The new Chinese Labor Law which was passed in July 1994, took effect in January 1995. It says that the working week should not exceed 44 hours and overtime, which must be voluntary, should be no more than another 36 hours a month.

Local districts set their own minimum wages, which in the Shenzhen Special Economic Zone is 380 yuan ($48) a month, not counting overtime. In practice, wages are often below the minimum amount and overtime is effectively compulsory.

Lui Li, 31, came to Shenzhen three years ago from her village of Teng Jia in the Sichuan province. She machine sews dresses for a Hong Kong clothing company seven days a week for 1,000 yuan ($125) a month, working up to 11 hours a day.

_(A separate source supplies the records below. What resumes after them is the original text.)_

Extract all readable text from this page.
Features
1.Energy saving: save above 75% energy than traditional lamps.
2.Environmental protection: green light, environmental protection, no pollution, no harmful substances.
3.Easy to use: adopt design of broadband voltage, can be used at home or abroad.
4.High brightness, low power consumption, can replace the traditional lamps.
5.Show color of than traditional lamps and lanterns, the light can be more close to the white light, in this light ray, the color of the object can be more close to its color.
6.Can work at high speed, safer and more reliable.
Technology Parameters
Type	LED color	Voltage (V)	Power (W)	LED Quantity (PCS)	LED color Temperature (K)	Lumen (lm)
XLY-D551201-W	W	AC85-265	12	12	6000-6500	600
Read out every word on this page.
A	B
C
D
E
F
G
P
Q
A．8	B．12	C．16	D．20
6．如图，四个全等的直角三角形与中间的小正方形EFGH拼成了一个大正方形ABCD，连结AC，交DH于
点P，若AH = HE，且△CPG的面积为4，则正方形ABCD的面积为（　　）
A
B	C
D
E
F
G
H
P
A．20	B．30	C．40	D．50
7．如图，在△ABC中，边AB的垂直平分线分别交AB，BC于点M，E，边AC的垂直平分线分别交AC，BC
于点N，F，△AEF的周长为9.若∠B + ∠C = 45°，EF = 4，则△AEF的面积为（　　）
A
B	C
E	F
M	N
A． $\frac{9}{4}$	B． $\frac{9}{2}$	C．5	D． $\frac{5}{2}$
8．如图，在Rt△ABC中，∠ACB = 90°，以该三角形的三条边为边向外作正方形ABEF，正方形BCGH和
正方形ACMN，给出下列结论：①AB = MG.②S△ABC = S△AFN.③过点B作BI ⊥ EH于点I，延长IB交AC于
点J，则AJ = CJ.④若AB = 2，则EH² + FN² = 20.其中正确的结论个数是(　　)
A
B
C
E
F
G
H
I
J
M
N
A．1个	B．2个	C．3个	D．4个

Lui Li's husband also works in a factory in Shenzen but their ten-year-old daughter lives with her grandma in Teng Jia. "Of course I miss my little girl but we have to live and there is no work in the village," says Lui Li.

After she has paid about 300 yuan ($38) for food each month and sent money back to the family in Sichuan, there is little left over. With her husband, she hopes to save enough to return to Teng Jia to live with their daughter again.

With such long working hours it is not surprising that there are safety problems at some Chinese factories. In January, there was a fire at a Christmas ornament factory in Shenzhen which killed 20 people and injured another 89.

Workers who try to organize unions can be charged with subversion and sentenced to death

Trade union organizations, other than the official Communist Party trade union, are banned in China. Workers who try to organize independent trade unions can be charged with subversion and sentenced to death.

Even so the official All China Federation of Trade Unions (ACFTU) reports a sharp increase in labor disputes. There were 150,000 labor disputes in China in 1995, double the number two years before, and the number is still rising.

Recently, some foreign companies have drawn up codes of conduct which they are seeking to impose on their Chinese suppliers. Reebok, the sports shoe company, has its "Human Rights Production Standard" which is intended to guide its suppliers.

The Reebok standard speaks of "the rights of all employees to organize and bargain collectively," which is hard to achieve in China. The standard also opposes "compulsory labor" but it is not clear whether this includes compulsory overtime.

The Hong Kong Toy Council is drawing up its code of conduct for the industry which could be approved in December. "But monitoring of the code would be very difficult, if not impossible because of commercial confidentiality," says Warren Kwok.

"Without monitoring, the codes stand no chance of raising the standards in Chinese factories," says Gerard Greenfield. The only hope he says is giving Chinese workers more information about their rights and about health and safety.

The concerns of Sau Yen in her shoe factory and Lui Li in the garment factory are more immediate. For them and millions of others, even rock bottom wages and long hours provide opportunities that are simply not available in rural China.